Stretching modification on mesophase-pitch-based fibers during carbonization process: From laboratory batch experiments to pilot continuous production

Abstract

Mesophase-pitch-based carbon fibers (MPCFs) have excellent physical performance and are widely used in many cutting-edge fields. The regulation and control of temperature-dependent crystalline structure is very vital for improving their physical properties. Herein, a stretching technique was applied in the carbonization process to produce performance-improved MPCFs, through testing initially in laboratory batch experiments, and then upgrading into a pilot continuous production.

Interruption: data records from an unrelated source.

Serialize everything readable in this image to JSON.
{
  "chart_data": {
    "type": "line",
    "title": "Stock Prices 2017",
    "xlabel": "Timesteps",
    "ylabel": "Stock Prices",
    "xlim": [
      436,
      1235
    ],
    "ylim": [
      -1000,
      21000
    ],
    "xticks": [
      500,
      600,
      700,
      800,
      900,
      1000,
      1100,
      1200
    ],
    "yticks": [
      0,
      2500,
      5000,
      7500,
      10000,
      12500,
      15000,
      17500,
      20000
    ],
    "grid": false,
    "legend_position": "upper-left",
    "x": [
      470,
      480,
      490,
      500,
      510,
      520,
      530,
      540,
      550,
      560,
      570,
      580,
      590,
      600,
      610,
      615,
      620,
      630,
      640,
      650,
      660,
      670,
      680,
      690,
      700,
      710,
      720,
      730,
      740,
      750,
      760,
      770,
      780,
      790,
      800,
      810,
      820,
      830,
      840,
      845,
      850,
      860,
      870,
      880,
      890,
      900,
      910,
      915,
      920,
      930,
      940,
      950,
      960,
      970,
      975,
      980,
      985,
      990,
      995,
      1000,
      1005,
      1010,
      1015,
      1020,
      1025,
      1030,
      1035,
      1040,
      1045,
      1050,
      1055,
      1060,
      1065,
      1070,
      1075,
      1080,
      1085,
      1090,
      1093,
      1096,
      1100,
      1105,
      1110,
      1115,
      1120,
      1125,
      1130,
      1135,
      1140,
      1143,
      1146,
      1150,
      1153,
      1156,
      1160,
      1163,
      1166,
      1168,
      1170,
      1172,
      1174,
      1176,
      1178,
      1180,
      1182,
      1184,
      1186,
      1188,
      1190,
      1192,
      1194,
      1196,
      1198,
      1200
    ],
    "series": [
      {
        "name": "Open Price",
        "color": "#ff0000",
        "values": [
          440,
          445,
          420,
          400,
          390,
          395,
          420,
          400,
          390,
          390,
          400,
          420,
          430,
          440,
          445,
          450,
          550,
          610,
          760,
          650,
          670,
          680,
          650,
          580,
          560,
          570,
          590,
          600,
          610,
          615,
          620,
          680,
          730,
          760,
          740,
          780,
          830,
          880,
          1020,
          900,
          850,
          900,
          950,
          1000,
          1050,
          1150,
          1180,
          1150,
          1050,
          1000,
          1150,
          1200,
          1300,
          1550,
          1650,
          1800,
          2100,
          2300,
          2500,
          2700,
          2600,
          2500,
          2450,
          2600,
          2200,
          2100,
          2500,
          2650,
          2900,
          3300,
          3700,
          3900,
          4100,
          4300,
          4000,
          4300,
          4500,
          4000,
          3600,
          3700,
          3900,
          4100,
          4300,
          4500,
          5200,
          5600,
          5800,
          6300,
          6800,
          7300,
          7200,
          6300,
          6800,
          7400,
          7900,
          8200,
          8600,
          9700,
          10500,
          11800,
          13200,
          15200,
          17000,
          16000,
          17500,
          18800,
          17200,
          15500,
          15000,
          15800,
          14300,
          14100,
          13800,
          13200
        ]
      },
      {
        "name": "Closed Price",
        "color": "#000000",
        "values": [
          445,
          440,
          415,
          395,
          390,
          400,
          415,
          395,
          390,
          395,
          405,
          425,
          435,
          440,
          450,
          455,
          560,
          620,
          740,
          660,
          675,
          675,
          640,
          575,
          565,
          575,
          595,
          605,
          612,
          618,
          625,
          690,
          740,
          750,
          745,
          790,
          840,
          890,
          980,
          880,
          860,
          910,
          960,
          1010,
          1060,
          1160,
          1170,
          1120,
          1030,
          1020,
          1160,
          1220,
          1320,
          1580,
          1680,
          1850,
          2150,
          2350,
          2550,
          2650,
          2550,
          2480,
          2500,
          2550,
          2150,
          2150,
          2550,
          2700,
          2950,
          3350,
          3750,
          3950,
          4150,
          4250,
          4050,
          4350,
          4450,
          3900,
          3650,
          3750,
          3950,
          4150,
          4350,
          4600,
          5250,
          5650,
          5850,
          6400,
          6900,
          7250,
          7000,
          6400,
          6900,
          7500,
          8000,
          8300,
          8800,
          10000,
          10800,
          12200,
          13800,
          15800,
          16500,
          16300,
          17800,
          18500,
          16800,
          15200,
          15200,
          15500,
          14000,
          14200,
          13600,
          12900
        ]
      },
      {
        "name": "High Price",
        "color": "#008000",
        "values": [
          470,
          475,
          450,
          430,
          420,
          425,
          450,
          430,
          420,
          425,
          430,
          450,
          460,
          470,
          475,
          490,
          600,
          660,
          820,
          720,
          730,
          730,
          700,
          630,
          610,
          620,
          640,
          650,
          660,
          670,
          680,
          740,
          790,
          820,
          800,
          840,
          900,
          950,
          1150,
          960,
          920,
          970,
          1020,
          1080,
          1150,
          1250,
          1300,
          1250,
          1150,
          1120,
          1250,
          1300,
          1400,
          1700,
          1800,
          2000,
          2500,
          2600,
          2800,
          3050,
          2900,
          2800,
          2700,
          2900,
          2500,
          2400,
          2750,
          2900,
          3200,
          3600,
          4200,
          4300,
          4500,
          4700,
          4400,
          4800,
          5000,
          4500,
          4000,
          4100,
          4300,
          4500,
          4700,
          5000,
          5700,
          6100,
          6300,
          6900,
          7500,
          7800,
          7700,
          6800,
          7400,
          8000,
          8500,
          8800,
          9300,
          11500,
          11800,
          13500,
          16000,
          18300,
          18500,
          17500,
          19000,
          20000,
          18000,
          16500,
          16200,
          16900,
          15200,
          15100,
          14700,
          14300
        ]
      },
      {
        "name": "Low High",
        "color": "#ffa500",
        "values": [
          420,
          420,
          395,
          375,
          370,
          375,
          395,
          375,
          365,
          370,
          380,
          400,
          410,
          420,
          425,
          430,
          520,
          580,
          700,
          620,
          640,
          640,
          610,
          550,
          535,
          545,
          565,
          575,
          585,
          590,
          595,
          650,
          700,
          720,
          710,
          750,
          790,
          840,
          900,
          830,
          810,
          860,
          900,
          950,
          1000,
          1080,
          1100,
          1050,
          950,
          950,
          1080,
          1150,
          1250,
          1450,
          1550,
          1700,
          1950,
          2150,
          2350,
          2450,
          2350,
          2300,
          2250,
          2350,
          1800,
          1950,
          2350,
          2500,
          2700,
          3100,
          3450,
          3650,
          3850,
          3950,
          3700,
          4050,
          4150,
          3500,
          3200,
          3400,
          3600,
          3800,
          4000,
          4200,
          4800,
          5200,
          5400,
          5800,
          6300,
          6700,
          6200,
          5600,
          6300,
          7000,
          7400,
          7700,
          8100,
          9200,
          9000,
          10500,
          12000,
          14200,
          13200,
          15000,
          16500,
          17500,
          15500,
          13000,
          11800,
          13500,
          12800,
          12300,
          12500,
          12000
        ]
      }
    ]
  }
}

For batch carbonization stretching on a bundle of fixed-length fibers, it is found that applying an appropriate tension helps improve their crystalline structure and physical properties. Compared to the “one-stage” constant tension, the “two-stage” variable tension is more conducive to the growth and orientation of graphite microcrystals in MPCFs and the improvement of their physical properties owing to the good match of tension and temperature. For continuous carbonization stretching on a bundle of long filaments, the optimal condition is under a suitable stretching ratio of 0.965 at 500–780 °C for 40 min. The tensile strength and modulus of the 3000°C-graphitized large-diameter MPCFs rise by ∼35% and ∼10%, respectively. The axial electrical resistivity (1.66 μΩ m) decreases by ∼25%, while the thermal conductivity (759.64 W/m K) increases by ∼33%. The effect of the continuous carbonization stretching has been verified to be well accordant with that of the batch in this work, which will pave the road for the wide application of hot-stretching in industrial production of high-performance MPCFs.